Um terceiro eixo de resistência se desenvolve desde 2012 no seio da própria região onde a luta contra as drogas é levada adiante com maior voluntarismo, e com assistência dos Estados Unidos. Incentivado pelos presidentes Juan Manuel Santos (Colômbia) e Otto Pérez Molina (Guatemala), com o apoio notável do presidente mexicano Enrique Peña Neto, esse movimento pretende abandonar uma “guerra” impossível de vencer e que, além disso, aumenta a criminalidade e a corrupção envolvendo os sistemas judiciários. Audácia inimaginável em outra época, os presidentes centro-americanos reunidos em março de 2012 em Tegucigalpa aderiram (na presença do vice-presidente norte-americano Joe Biden!) à proposição guatemalteca de buscar mecanismos alternativos para lutar contra o narcotráfico, como a descriminalização do trânsito da cocaína cujo destino é o território norte-americano.

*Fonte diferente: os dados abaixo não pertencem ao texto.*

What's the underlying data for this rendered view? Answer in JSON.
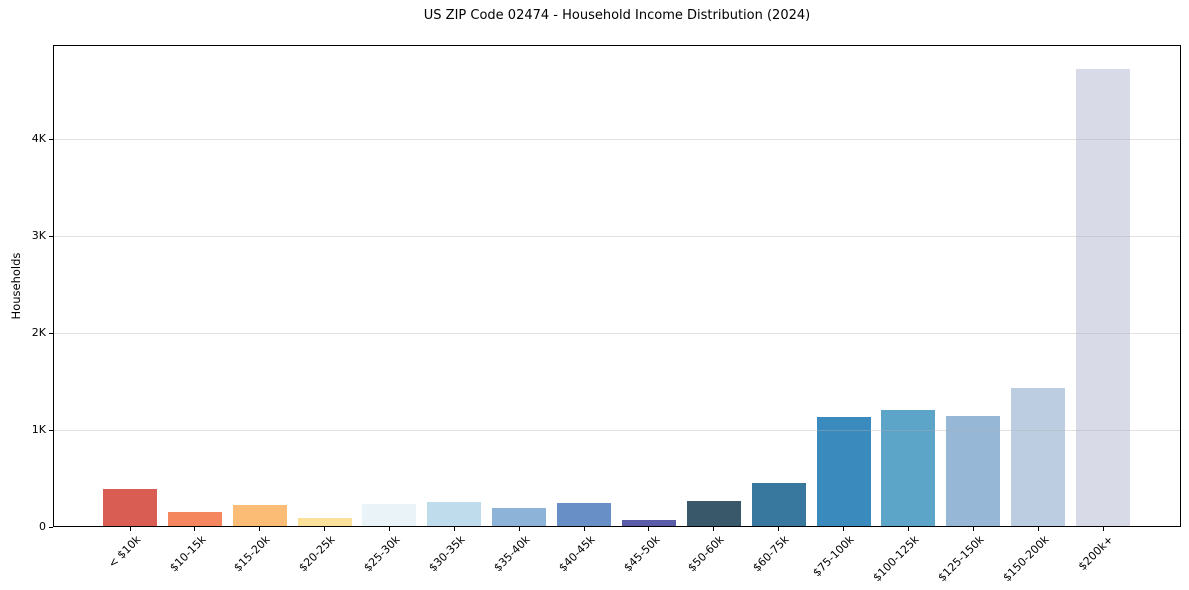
{
  "chart_data": {
    "type": "bar",
    "title": "US ZIP Code 02474 - Household Income Distribution (2024)",
    "xlabel": "",
    "ylabel": "Households",
    "categories": [
      "< $10k",
      "$10-15k",
      "$15-20k",
      "$20-25k",
      "$25-30k",
      "$30-35k",
      "$35-40k",
      "$40-45k",
      "$45-50k",
      "$50-60k",
      "$60-75k",
      "$75-100k",
      "$100-125k",
      "$125-150k",
      "$150-200k",
      "$200k+"
    ],
    "values": [
      390,
      150,
      230,
      95,
      240,
      255,
      195,
      250,
      70,
      270,
      455,
      1130,
      1210,
      1140,
      1430,
      4720
    ],
    "bar_colors": [
      "#d95d53",
      "#f5875f",
      "#fbbd76",
      "#fbe09a",
      "#e9f3f8",
      "#bedcec",
      "#8db4d8",
      "#6890c6",
      "#5a5ca8",
      "#39596b",
      "#38789e",
      "#3b8abe",
      "#5da5c8",
      "#96b7d6",
      "#bccde2",
      "#d9dae7"
    ],
    "ylim": [
      0,
      4970
    ],
    "yticks": [
      {
        "value": 0,
        "label": "0"
      },
      {
        "value": 1000,
        "label": "1K"
      },
      {
        "value": 2000,
        "label": "2K"
      },
      {
        "value": 3000,
        "label": "3K"
      },
      {
        "value": 4000,
        "label": "4K"
      }
    ],
    "grid": "horizontal",
    "legend": "none",
    "axis_color": "#000000",
    "background": "#ffffff"
  }
}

Essa iniciativa é ainda mais desconcertante para os Estados Unidos na medida que ocorreu em sua esfera de influência direta e foi colocada em prática por personalidades políticas conservadoras.
Em 2011, um relatório da Comissão Mundial sobre as Drogas, assinado pelos ex-presidentes Fernando Henrique Cardoso (Brasil), Ernesto Zedillo (México) e César Gaviria (Colômbia), colocava três tipos de reivindicação com o objetivo de “iniciar a transformação do regime global de proibição das drogas”.9
Se o declínio das concepções proibicionistas parece irreversível, notadamente no seio da opinião pública norte-americana, o futuro a médio prazo do regime internacional de controle permanece difícil de prever. Flexibilização das convenções? Aumento das condutas de “deserção suave”? Multiplicação de deserções radicais à la Uruguai, difíceis de imaginar como poderiam, hoje, ser sancionadas pela ONU? As relações de força na diplomacia das drogas decidirão.
François Polet é sociólogo, pesquisador do Centro Tricontinental (Cetri) e coordenador do livro Narcotrafic. La “guerre aux drogues” en question [Narcotráfico. A “guerra às drogas” em questão], Syllepse-Cetri, Paris-Bruxelas, 2013.